Key Takeaways for Investors

  • Q4 capped a record FY’24 revenue/EPS year but exposed 2H softness and margin compression; near-term narrative hinges on M&A reacceleration and CFR/Tech rebound versus Econ headwinds from Compass Lexecon departures .
  • FY’25 guide is muted (midpoint: +1% revenue, +2.6% adj.
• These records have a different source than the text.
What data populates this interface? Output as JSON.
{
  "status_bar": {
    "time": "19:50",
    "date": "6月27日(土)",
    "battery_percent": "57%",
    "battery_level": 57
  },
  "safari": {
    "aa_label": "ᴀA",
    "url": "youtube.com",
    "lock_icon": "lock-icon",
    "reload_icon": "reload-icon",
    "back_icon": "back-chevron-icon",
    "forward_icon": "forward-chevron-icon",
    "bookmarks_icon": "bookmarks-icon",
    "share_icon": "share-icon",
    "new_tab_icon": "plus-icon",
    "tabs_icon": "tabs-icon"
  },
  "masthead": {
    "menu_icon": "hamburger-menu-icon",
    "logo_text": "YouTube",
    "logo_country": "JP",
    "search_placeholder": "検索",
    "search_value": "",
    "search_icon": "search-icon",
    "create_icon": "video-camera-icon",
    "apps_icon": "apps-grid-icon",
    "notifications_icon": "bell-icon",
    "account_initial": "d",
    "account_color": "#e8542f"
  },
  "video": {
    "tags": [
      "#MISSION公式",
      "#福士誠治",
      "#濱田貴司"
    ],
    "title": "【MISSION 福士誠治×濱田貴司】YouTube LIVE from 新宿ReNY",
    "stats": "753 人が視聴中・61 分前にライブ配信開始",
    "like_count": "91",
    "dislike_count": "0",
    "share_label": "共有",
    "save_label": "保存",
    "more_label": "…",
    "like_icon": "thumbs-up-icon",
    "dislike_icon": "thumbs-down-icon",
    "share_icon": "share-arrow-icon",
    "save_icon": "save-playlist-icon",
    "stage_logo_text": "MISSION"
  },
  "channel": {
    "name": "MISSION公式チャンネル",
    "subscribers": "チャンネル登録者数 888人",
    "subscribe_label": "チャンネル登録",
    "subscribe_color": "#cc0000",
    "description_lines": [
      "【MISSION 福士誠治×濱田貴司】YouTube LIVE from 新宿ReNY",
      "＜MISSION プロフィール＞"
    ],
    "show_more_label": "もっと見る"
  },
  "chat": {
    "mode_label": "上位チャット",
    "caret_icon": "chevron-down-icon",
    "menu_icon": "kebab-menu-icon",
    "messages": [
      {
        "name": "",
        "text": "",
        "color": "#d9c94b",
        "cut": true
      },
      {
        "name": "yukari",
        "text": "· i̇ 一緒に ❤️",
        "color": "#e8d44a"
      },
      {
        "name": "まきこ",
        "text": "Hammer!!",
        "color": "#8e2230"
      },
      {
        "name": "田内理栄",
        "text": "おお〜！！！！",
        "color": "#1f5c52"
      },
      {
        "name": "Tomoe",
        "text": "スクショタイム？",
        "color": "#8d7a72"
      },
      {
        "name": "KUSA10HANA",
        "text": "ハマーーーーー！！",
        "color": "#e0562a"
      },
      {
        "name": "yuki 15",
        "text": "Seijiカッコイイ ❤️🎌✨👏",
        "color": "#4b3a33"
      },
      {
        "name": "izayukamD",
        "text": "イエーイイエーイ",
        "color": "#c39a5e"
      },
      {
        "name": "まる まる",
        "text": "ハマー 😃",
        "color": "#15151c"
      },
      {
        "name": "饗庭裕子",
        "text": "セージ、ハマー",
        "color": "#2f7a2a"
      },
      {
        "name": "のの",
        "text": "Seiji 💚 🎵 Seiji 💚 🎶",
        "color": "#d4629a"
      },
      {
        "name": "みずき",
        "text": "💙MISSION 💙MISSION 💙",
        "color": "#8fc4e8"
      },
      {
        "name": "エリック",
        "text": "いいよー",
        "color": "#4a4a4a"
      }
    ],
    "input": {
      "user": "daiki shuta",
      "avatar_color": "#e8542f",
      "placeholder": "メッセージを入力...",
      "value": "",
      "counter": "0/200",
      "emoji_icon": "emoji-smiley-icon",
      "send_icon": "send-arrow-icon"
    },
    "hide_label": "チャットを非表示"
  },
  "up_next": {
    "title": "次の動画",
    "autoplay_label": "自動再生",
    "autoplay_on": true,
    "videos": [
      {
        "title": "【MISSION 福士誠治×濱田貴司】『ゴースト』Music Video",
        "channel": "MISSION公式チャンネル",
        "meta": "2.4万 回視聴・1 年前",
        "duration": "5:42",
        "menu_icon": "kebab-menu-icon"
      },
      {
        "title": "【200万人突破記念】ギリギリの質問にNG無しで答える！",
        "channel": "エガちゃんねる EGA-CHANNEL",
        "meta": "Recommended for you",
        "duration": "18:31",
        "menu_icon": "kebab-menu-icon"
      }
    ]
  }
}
EPS), tempered by Econ disruption and a higher tax rate; visibility should improve as the competitive reshuffle stabilizes .
  • Cost actions (4% workforce) are meaningful ($70M savings) and should cushion margins against revenue variability, while ongoing senior hiring sustains the multiyear growth engine .
  • Balance sheet is a strategic asset (net cash, no debt) enabling opportunistic buybacks and selective M&A; $450M+ buyback capacity offers downside support .
  • Watchlist catalysts: (1) evidence of M&A-driven activity recovery in Tech/Econ, (2) CFR transaction pipeline reacceleration, (3) Econ talent rebuild and client retention, (4) bad debt normalization (<1% FY’25), and (5) AI/IQ.AI monetization within Tech and cross-segment data/analytics services .
  • Execution priority: defend/reshape Econ, sustain CFR/FLC growth vectors, and maintain pricing/utilization; in a fixed-cost model, revenue trajectory and mix will dominate EPS outcomes .

Additional Q4 2024 Relevant Press Releases

  • Technology segment launched IQ.AI by FTI Technology to apply AI to investigations, antitrust compliance monitoring, and data breach response—supporting the firm’s AI-related client offerings .

Footnote: *Values would be retrieved from S&P Global.